Brazil's capital city, Brasilia. An icon to modernist architecture (photo by UNESCO) |
There is a great article in the latest issue of The Atlantic, Brasilia - A Vision of Concrete. It reminded me of a story years ago from my planning classes on modernism.
At 3pm, March 16, 1972, CPTED was born in the death of architectural modernism. That's the date of the first explosion to demolish the Pruitt-Igoe public housing projects in St. Louis. Built in the finest traditions of modernist theory, Pruitt-Igoe soon decayed into a crime-ridden ghetto and festered for years with low vacancy. Demolition was the final epitath for a concept ill-suited to social housing.
Those explosions began less than a year after C. Ray Jeffery's book CPTED and the same year of Oscar Newman's book, Defensible Space. It was Newman who described the social damage to livability from Pruitt-Igoe’s bleak modernist buildings, acres of no-man's land and blight. It’s a story of how not-to-do planning.
Except not everyone listened.
Almost decade after Pruitt-Igoe started, another modernist architect planned the city of Brasilia, Brazil.
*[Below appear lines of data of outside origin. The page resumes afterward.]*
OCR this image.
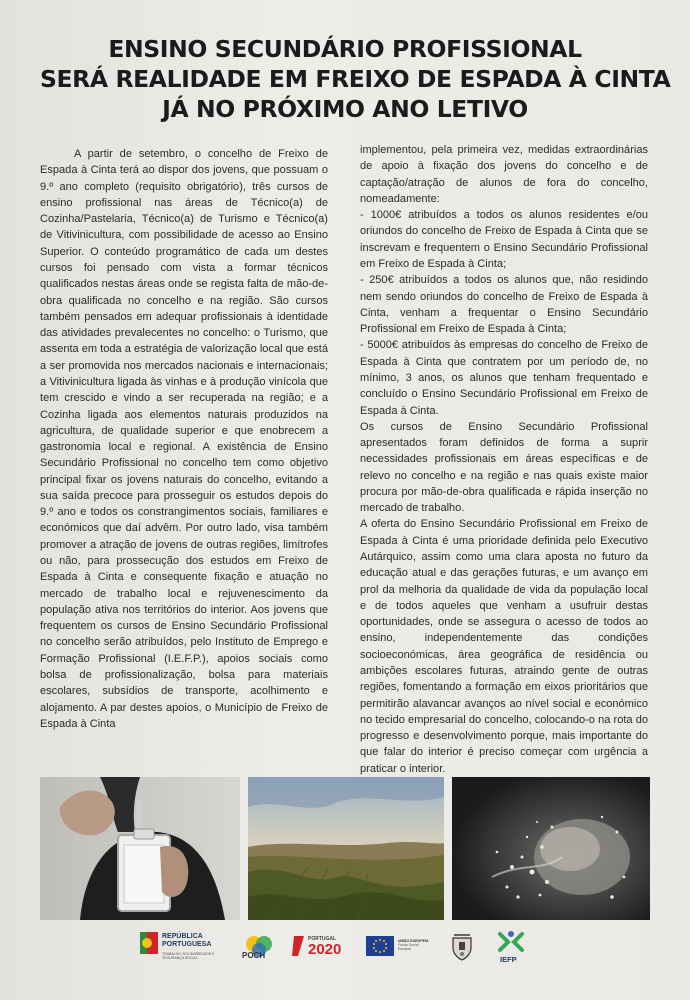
ENSINO SECUNDÁRIO PROFISSIONAL
SERÁ REALIDADE EM FREIXO DE ESPADA À CINTA
JÁ NO PRÓXIMO ANO LETIVO

A partir de setembro, o concelho de Freixo de Espada à Cinta terá ao dispor dos jovens, que possuam o 9.º ano completo (requisito obrigatório), três cursos de ensino profissional nas áreas de Técnico(a) de Cozinha/Pastelaria, Técnico(a) de Turismo e Técnico(a) de Vitivinicultura, com possibilidade de acesso ao Ensino Superior. O conteúdo programático de cada um destes cursos foi pensado com vista a formar técnicos qualificados nestas áreas onde se regista falta de mão-de-obra qualificada no concelho e na região. São cursos também pensados em adequar profissionais à identidade das atividades prevalecentes no concelho: o Turismo, que assenta em toda a estratégia de valorização local que está a ser promovida nos mercados nacionais e internacionais; a Vitivinicultura ligada às vinhas e à produção vinícola que tem crescido e vindo a ser recuperada na região; e a Cozinha ligada aos elementos naturais produzidos na agricultura, de qualidade superior e que enobrecem a gastronomia local e regional. A existência de Ensino Secundário Profissional no concelho tem como objetivo principal fixar os jovens naturais do concelho, evitando a sua saída precoce para prosseguir os estudos depois do 9.º ano e todos os constrangimentos sociais, familiares e económicos que daí advêm. Por outro lado, visa também promover a atração de jovens de outras regiões, limítrofes ou não, para prossecução dos estudos em Freixo de Espada à Cinta e consequente fixação e atuação no mercado de trabalho local e rejuvenescimento da população ativa nos territórios do interior. Aos jovens que frequentem os cursos de Ensino Secundário Profissional no concelho serão atribuídos, pelo Instituto de Emprego e Formação Profissional (I.E.F.P.), apoios sociais como bolsa de profissionalização, bolsa para materiais escolares, subsídios de transporte, acolhimento e alojamento. A par destes apoios, o Município de Freixo de Espada à Cinta

implementou, pela primeira vez, medidas extraordinárias de apoio à fixação dos jovens do concelho e de captação/atração de alunos de fora do concelho, nomeadamente:

- 1000€ atribuídos a todos os alunos residentes e/ou oriundos do concelho de Freixo de Espada à Cinta que se inscrevam e frequentem o Ensino Secundário Profissional em Freixo de Espada à Cinta;

- 250€ atribuídos a todos os alunos que, não residindo nem sendo oriundos do concelho de Freixo de Espada à Cinta, venham a frequentar o Ensino Secundário Profissional em Freixo de Espada à Cinta;

- 5000€ atribuídos às empresas do concelho de Freixo de Espada à Cinta que contratem por um período de, no mínimo, 3 anos, os alunos que tenham frequentado e concluído o Ensino Secundário Profissional em Freixo de Espada à Cinta.

Os cursos de Ensino Secundário Profissional apresentados foram definidos de forma a suprir necessidades profissionais em áreas específicas e de relevo no concelho e na região e nas quais existe maior procura por mão-de-obra qualificada e rápida inserção no mercado de trabalho.

A oferta do Ensino Secundário Profissional em Freixo de Espada à Cinta é uma prioridade definida pelo Executivo Autárquico, assim como uma clara aposta no futuro da educação atual e das gerações futuras, e um avanço em prol da melhoria da qualidade de vida da população local e de todos aqueles que venham a usufruir destas oportunidades, onde se assegura o acesso de todos ao ensino, independentemente das condições socioeconómicas, área geográfica de residência ou ambições escolares futuras, atraindo gente de outras regiões, fomentando a formação em eixos prioritários que permitirão alavancar avanços ao nível social e económico no tecido empresarial do concelho, colocando-o na rota do progresso e desenvolvimento porque, mais importante do que falar do interior é preciso começar com urgência a praticar o interior.

REPÚBLICA
PORTUGUESA
TRABALHO, SOLIDARIEDADE E SEGURANÇA SOCIAL	POCH
PORTUGAL
2020	UNIÃO EUROPEIA
Fundo Social Europeu
IEFP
Controversial from the beginning, Brasilia stands today an icon to modernist architecture and rational planning.
While the Atlantic article caresses the architecture of Brasilia, it brutalizes it's planning. "The city is quite correctly regarded as a colossally wrong turn in urban planning." And now, in time for Brazil's World Cup in 2014 and the Rio Olympics in 2016, it's due for a make-over.
It's hard to say whether crime in Brasilia arises from the modernist nightmare that infected Pruitt-Igoe, from Brazil's epidemic gang violence, from 9 million unregistered firearms, or something else. It was probably all the above.
But if we've learned anything from Pruitt-Igoe surely we’ve learned SafeGrowth-style organic neighborhood design and collaborative planning is integral to safer streets!